Last week, Tom Enders, the chief executive of Airbus, who happens to be German, issued an open letter that pointed out how the company and its workers and suppliers in the UK “stand on the edge of a precipice” because of “the Brexiteers’ madness.” He warned that in the event of a no-deal Brexit, the company would have to make “potentially very harmful decisions for the UK.”

On Friday, the Tory MP Mark Francois was being interviewed by BBC TV news outside parliament in London. He is a prominent member of the cabal of ultra-Brexiteers led by Jacob Rees-Mogg that calls itself the European Research Group (ERG). “Mr. Enders’ intervention,” he blustered, “is a classic example of the sort of Teutonic arrogance which is one of the reasons why many people voted to leave the European Union . . . My father Reginald Francois was a D-Day veteran. He never submitted to any bullying by any German. Neither will his son. So if Mr. Enders is watching, that’s what he can do with  his letter.” He tore it up in front of the camera.

‘Bright future.’

The Bombardier plant is in the constituency of a DUP MP, Gavin Robinson. When Airbus effectively rescued it in 2017 by giving it the contract to make the wings for the A-220, the party’s leader Arlene Foster hailed it as “incredibly significant news for Bombardier, Belfast and Northern Ireland . . . I’m thrilled there is a bright future ahead following what has been a dark time for staff and management”. I have searched in vain for any statement at all by Robinson, Foster or any other DUP representative on Airbus’s warning of the impossibility of continuing its UK operations in the event of a no-deal Brexit.

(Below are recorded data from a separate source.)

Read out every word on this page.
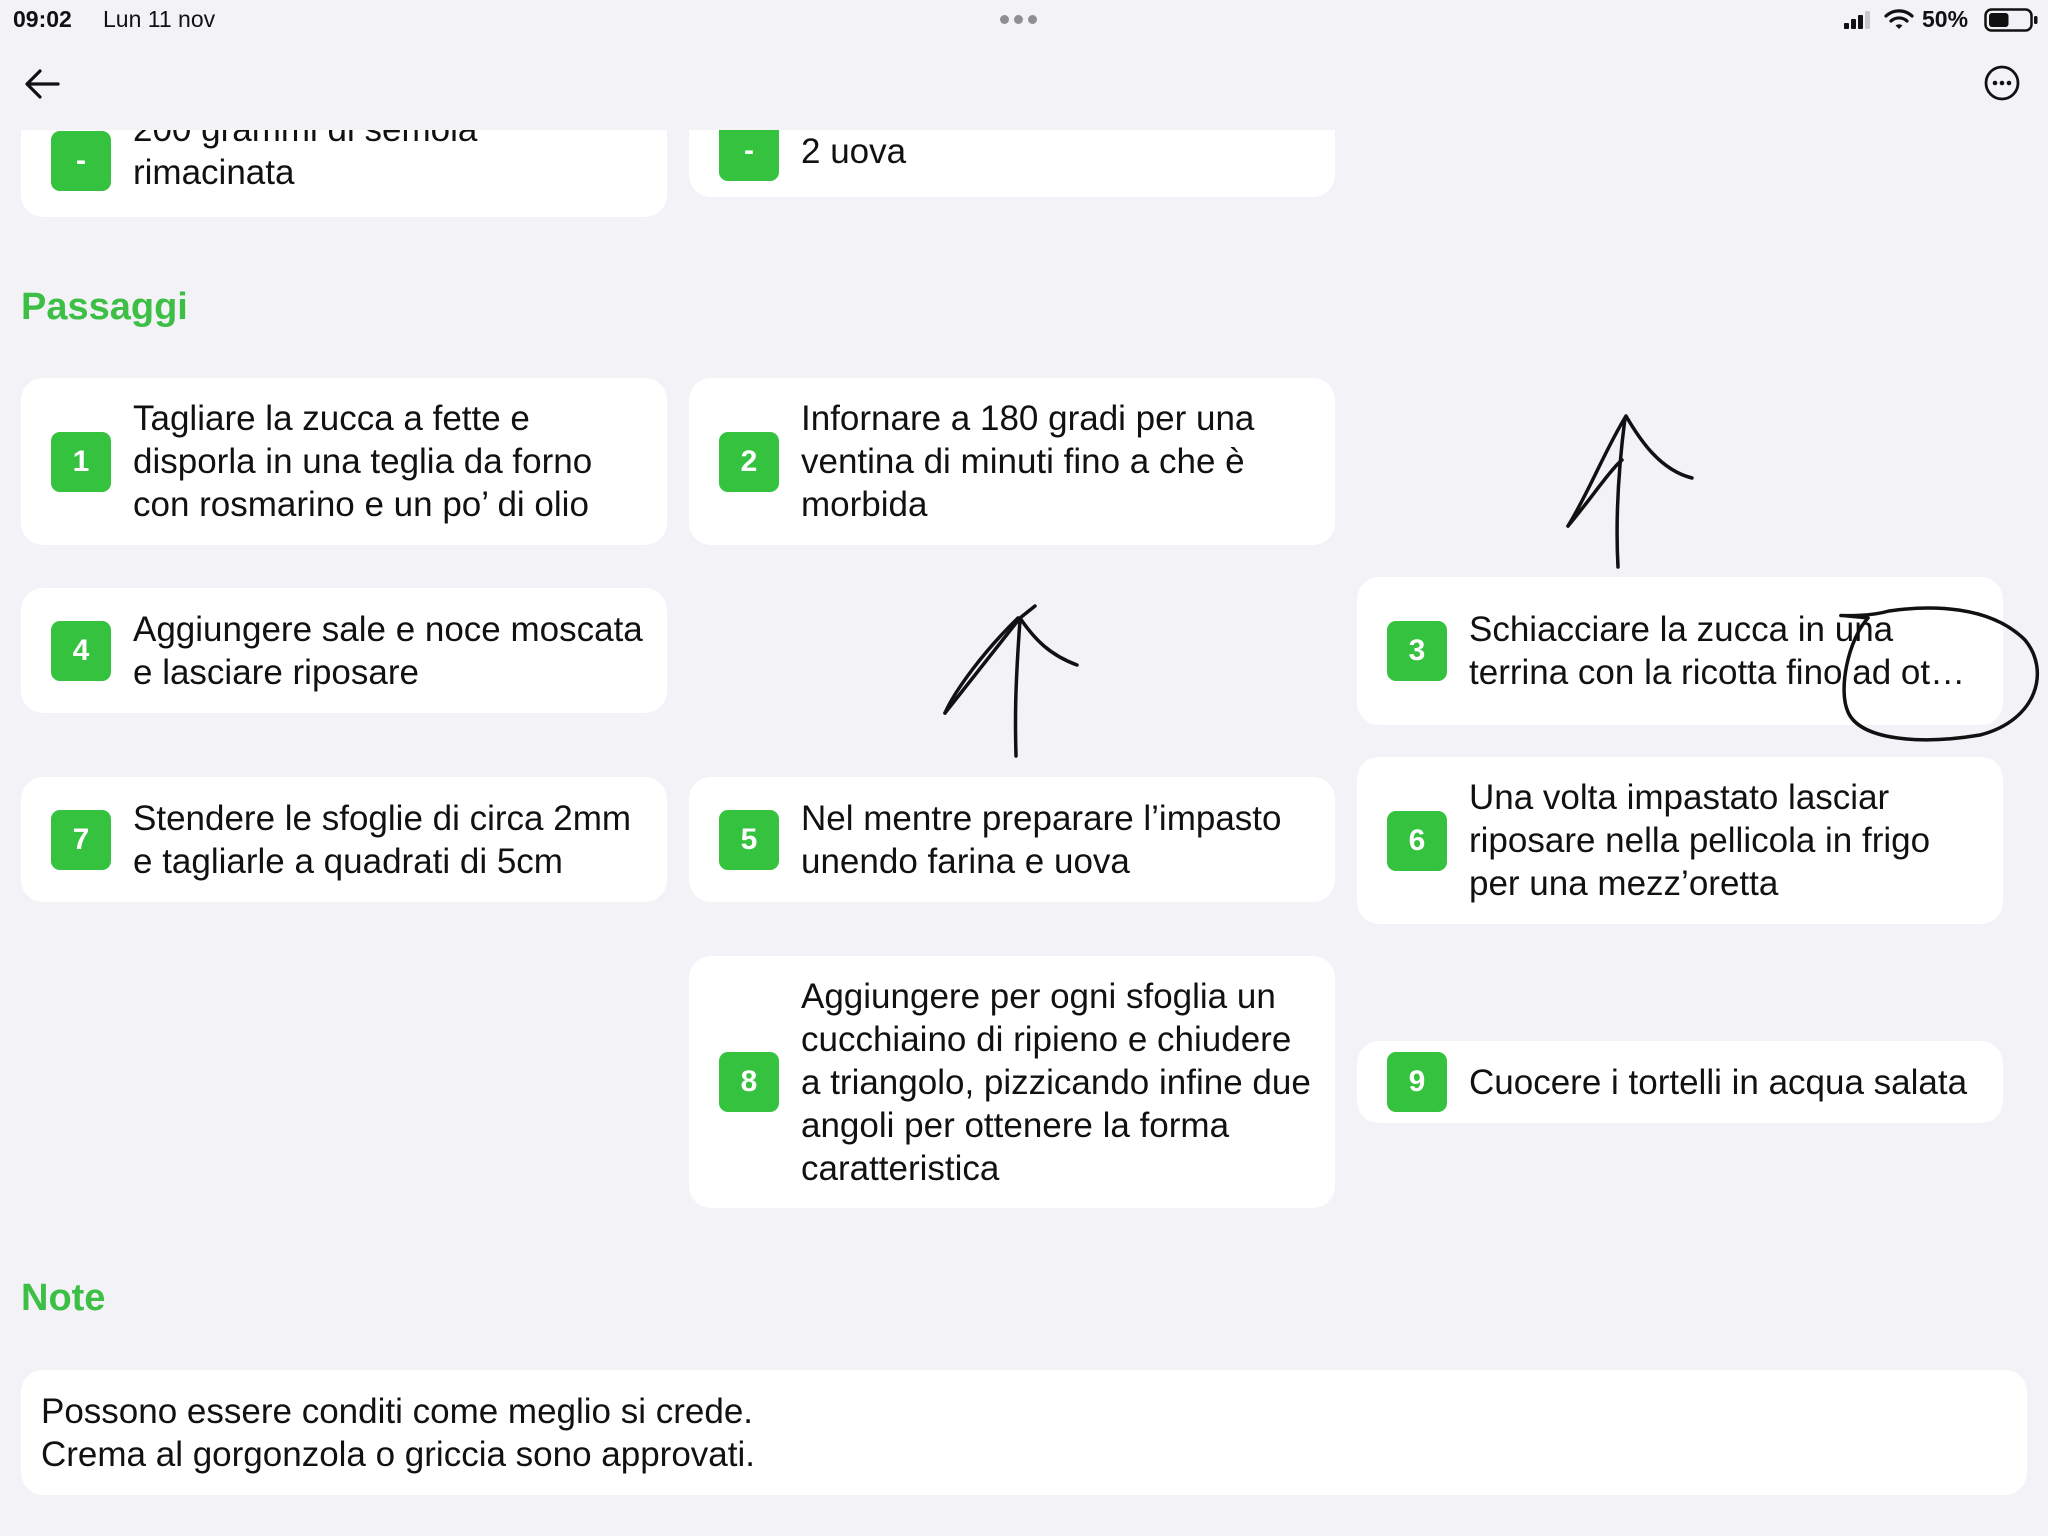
09:02 Lun 11 nov	50%
-	rimacinata
-	2 uova
Passaggi
1
Tagliare la zucca a fette e disporla in una teglia da forno con rosmarino e un po’ di olio
2
Infornare a 180 gradi per una ventina di minuti fino a che è morbida
3
Schiacciare la zucca in una terrina con la ricotta fino ad ot…
4
Aggiungere sale e noce moscata e lasciare riposare
5
Nel mentre preparare l’impasto unendo farina e uova
6
Una volta impastato lasciar riposare nella pellicola in frigo per una mezz’oretta
7
Stendere le sfoglie di circa 2mm e tagliarle a quadrati di 5cm
8
Aggiungere per ogni sfoglia un cucchiaino di ripieno e chiudere a triangolo, pizzicando infine due angoli per ottenere la forma caratteristica
9	Cuocere i tortelli in acqua salata
Note
Possono essere conditi come meglio si crede.
Crema al gorgonzola o griccia sono approvati.
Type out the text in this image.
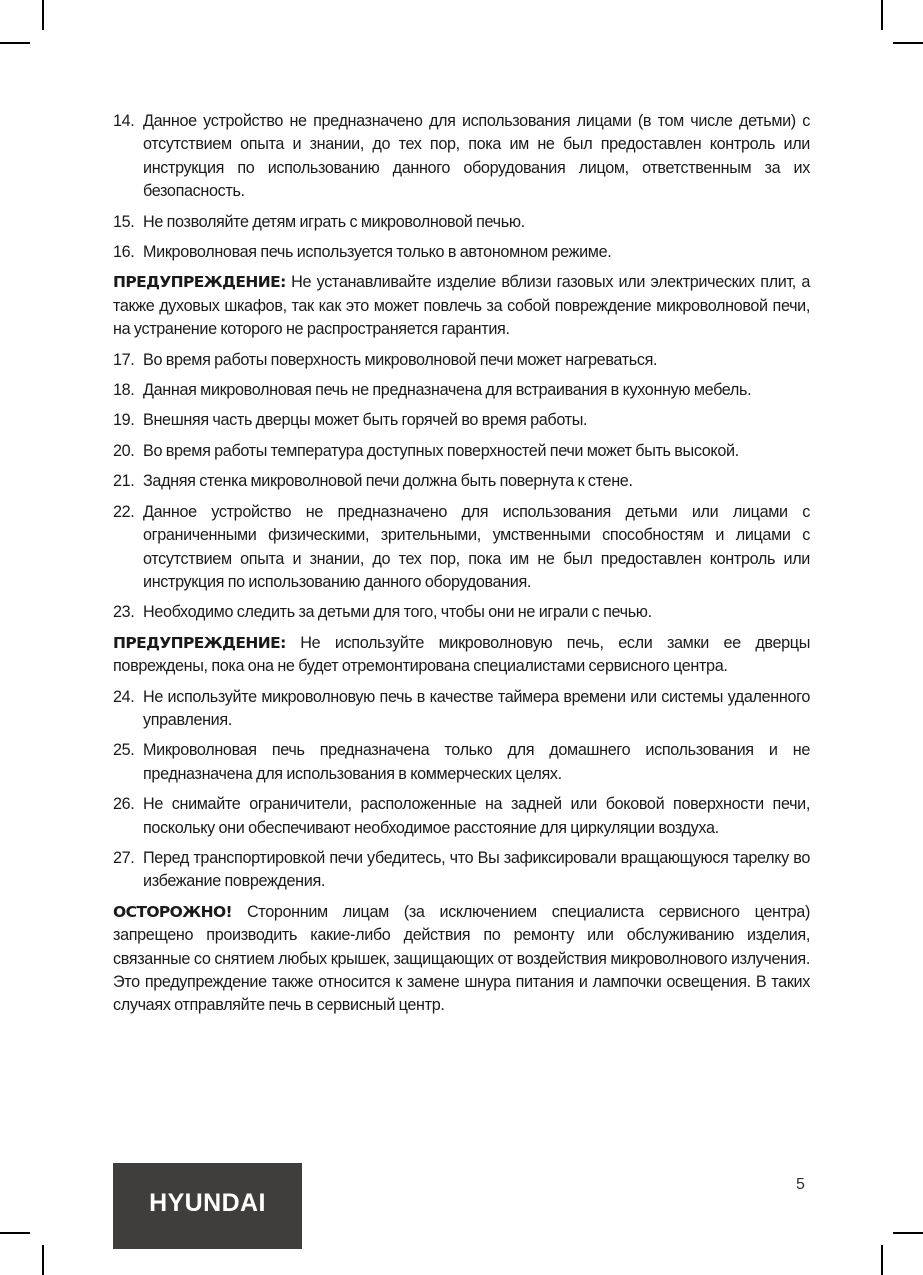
14. Данное устройство не предназначено для использования лицами (в том числе детьми) с отсутствием опыта и знании, до тех пор, пока им не был предоставлен контроль или инструкция по использованию данного оборудования лицом, ответственным за их безопасность.
15. Не позволяйте детям играть с микроволновой печью.
16. Микроволновая печь используется только в автономном режиме.
ПРЕДУПРЕЖДЕНИЕ: Не устанавливайте изделие вблизи газовых или электрических плит, а также духовых шкафов, так как это может повлечь за собой повреждение микроволновой печи, на устранение которого не распространяется гарантия.
17. Во время работы поверхность микроволновой печи может нагреваться.
18. Данная микроволновая печь не предназначена для встраивания в кухонную мебель.
19. Внешняя часть дверцы может быть горячей во время работы.
20. Во время работы температура доступных поверхностей печи может быть высокой.
21. Задняя стенка микроволновой печи должна быть повернута к стене.
22. Данное устройство не предназначено для использования детьми или лицами с ограниченными физическими, зрительными, умственными способностям и лицами с отсутствием опыта и знании, до тех пор, пока им не был предоставлен контроль или инструкция по использованию данного оборудования.
23. Необходимо следить за детьми для того, чтобы они не играли с печью.
ПРЕДУПРЕЖДЕНИЕ: Не используйте микроволновую печь, если замки ее дверцы повреждены, пока она не будет отремонтирована специалистами сервисного центра.
24. Не используйте микроволновую печь в качестве таймера времени или системы удаленного управления.
25. Микроволновая печь предназначена только для домашнего использования и не предназначена для использования в коммерческих целях.
26. Не снимайте ограничители, расположенные на задней или боковой поверхности печи, поскольку они обеспечивают необходимое расстояние для циркуляции воздуха.
27. Перед транспортировкой печи убедитесь, что Вы зафиксировали вращающуюся тарелку во избежание повреждения.
ОСТОРОЖНО! Сторонним лицам (за исключением специалиста сервисного центра) запрещено производить какие-либо действия по ремонту или обслуживанию изделия, связанные со снятием любых крышек, защищающих от воздействия микроволнового излучения. Это предупреждение также относится к замене шнура питания и лампочки освещения. В таких случаях отправляйте печь в сервисный центр.
HYUNDAI
5
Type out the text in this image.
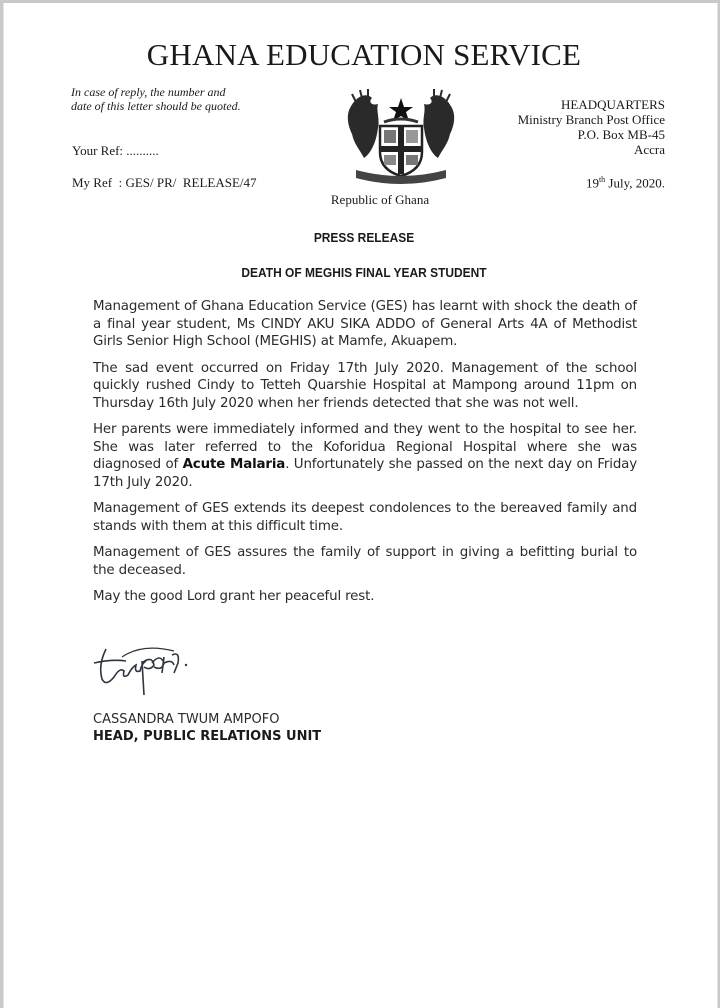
GHANA EDUCATION SERVICE
In case of reply, the number and
date of this letter should be quoted.
Your Ref: ..........
My Ref  : GES/ PR/  RELEASE/47
HEADQUARTERS
Ministry Branch Post Office
P.O. Box MB-45
Accra
19th July, 2020.
Republic of Ghana
PRESS RELEASE
DEATH OF MEGHIS FINAL YEAR STUDENT

Management of Ghana Education Service (GES) has learnt with shock the death of a final year student, Ms CINDY AKU SIKA ADDO of General Arts 4A of Methodist Girls Senior High School (MEGHIS) at Mamfe, Akuapem.

The sad event occurred on Friday 17th July 2020. Management of the school quickly rushed Cindy to Tetteh Quarshie Hospital at Mampong around 11pm on Thursday 16th July 2020 when her friends detected that she was not well.

Her parents were immediately informed and they went to the hospital to see her. She was later referred to the Koforidua Regional Hospital where she was diagnosed of Acute Malaria. Unfortunately she passed on the next day on Friday 17th July 2020.

Management of GES extends its deepest condolences to the bereaved family and stands with them at this difficult time.

Management of GES assures the family of support in giving a befitting burial to the deceased.

May the good Lord grant her peaceful rest.

CASSANDRA TWUM AMPOFO
HEAD, PUBLIC RELATIONS UNIT
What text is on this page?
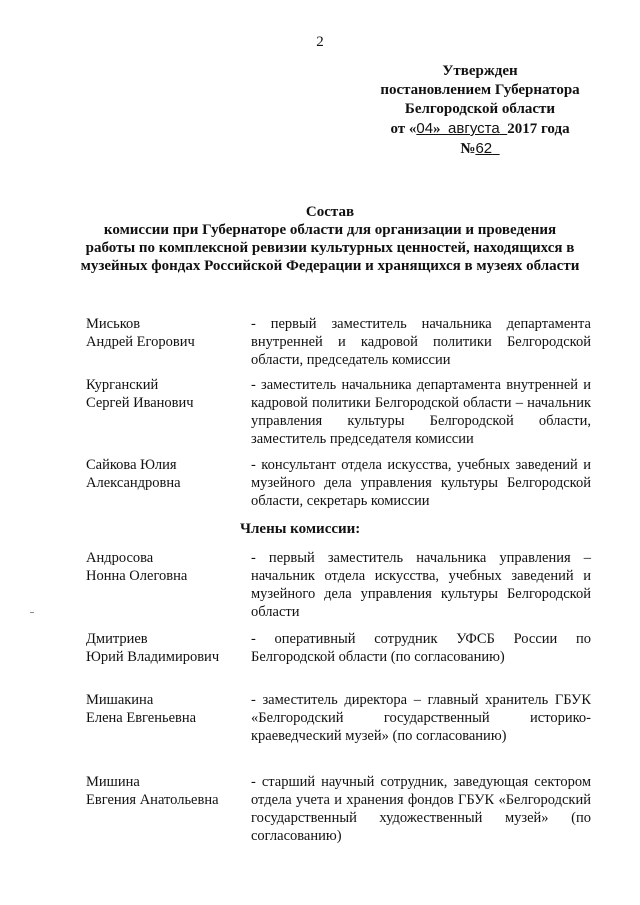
2
Утвержден
постановлением Губернатора
Белгородской области
от «04» августа 2017 года
№62
Состав
комиссии при Губернаторе области для организации и проведения
работы по комплексной ревизии культурных ценностей, находящихся в
музейных фондах Российской Федерации и хранящихся в музеях области
Миськов
Андрей Егорович
- первый заместитель начальника департамента внутренней и кадровой политики Белгородской области, председатель комиссии
Курганский
Сергей Иванович
- заместитель начальника департамента внутренней и кадровой политики Белгородской области – начальник управления культуры Белгородской области, заместитель председателя комиссии
Сайкова Юлия
Александровна
- консультант отдела искусства, учебных заведений и музейного дела управления культуры Белгородской области, секретарь комиссии
Андросова
Нонна Олеговна
- первый заместитель начальника управления – начальник отдела искусства, учебных заведений и музейного дела управления культуры Белгородской области
Дмитриев
Юрий Владимирович
- оперативный сотрудник УФСБ России по Белгородской области (по согласованию)
Мишакина
Елена Евгеньевна
- заместитель директора – главный хранитель ГБУК «Белгородский государственный историко-краеведческий музей» (по согласованию)
Мишина
Евгения Анатольевна
- старший научный сотрудник, заведующая сектором отдела учета и хранения фондов ГБУК «Белгородский государственный художественный музей» (по согласованию)
Члены комиссии:
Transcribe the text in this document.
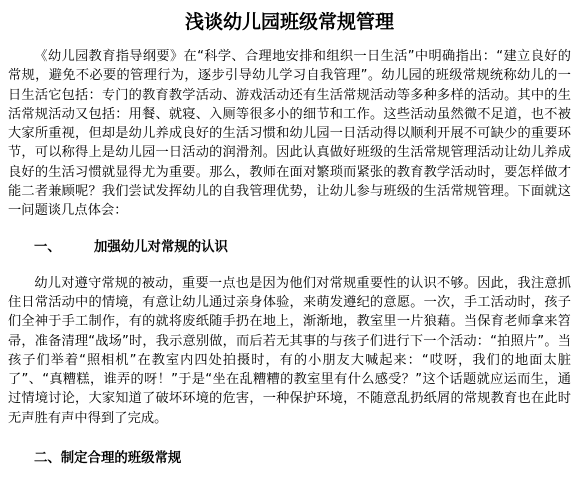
浅谈幼儿园班级常规管理

《幼儿园教育指导纲要》在“科学、合理地安排和组织一日生活”中明确指出：“建立良好的常规，避免不必要的管理行为，逐步引导幼儿学习自我管理”。幼儿园的班级常规统称幼儿的一日生活它包括：专门的教育教学活动、游戏活动还有生活常规活动等多种多样的活动。其中的生活常规活动又包括：用餐、就寝、入厕等很多小的细节和工作。这些活动虽然微不足道，也不被大家所重视，但却是幼儿养成良好的生活习惯和幼儿园一日活动得以顺利开展不可缺少的重要环节，可以称得上是幼儿园一日活动的润滑剂。因此认真做好班级的生活常规管理活动让幼儿养成良好的生活习惯就显得尤为重要。那么，教师在面对繁琐而紧张的教育教学活动时，要怎样做才能二者兼顾呢？我们尝试发挥幼儿的自我管理优势，让幼儿参与班级的生活常规管理。下面就这一问题谈几点体会：

一、 加强幼儿对常规的认识

幼儿对遵守常规的被动，重要一点也是因为他们对常规重要性的认识不够。因此，我注意抓住日常活动中的情境，有意让幼儿通过亲身体验，来萌发遵纪的意愿。一次，手工活动时，孩子们全神于手工制作，有的就将废纸随手扔在地上，渐渐地，教室里一片狼藉。当保育老师拿来笤帚，准备清理“战场”时，我示意别做，而后若无其事的与孩子们进行下一个活动：“拍照片”。当孩子们举着“照相机”在教室内四处拍摄时，有的小朋友大喊起来：“哎呀，我们的地面太脏了”、“真糟糕，谁弄的呀！”于是“坐在乱糟糟的教室里有什么感受？”这个话题就应运而生，通过情境讨论，大家知道了破坏环境的危害，一种保护环境，不随意乱扔纸屑的常规教育也在此时无声胜有声中得到了完成。

二、制定合理的班级常规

Instead, the DUP is fully aligned with the ERG and with the childish belief that this will all just go away if you tear up warnings, evoke D-Day, give two fingers to the Germans and then blame the backstop for pushing you towards self-destruction. And I genuinely don’t understand this. I don’t understand why a very decent local MP like Robinson is not standing up for his constituents or how Foster’s delight at the saving of these jobs two years ago turns to such blithe indifference. I keep trying to apply some rationality to this. But it just won’t fly.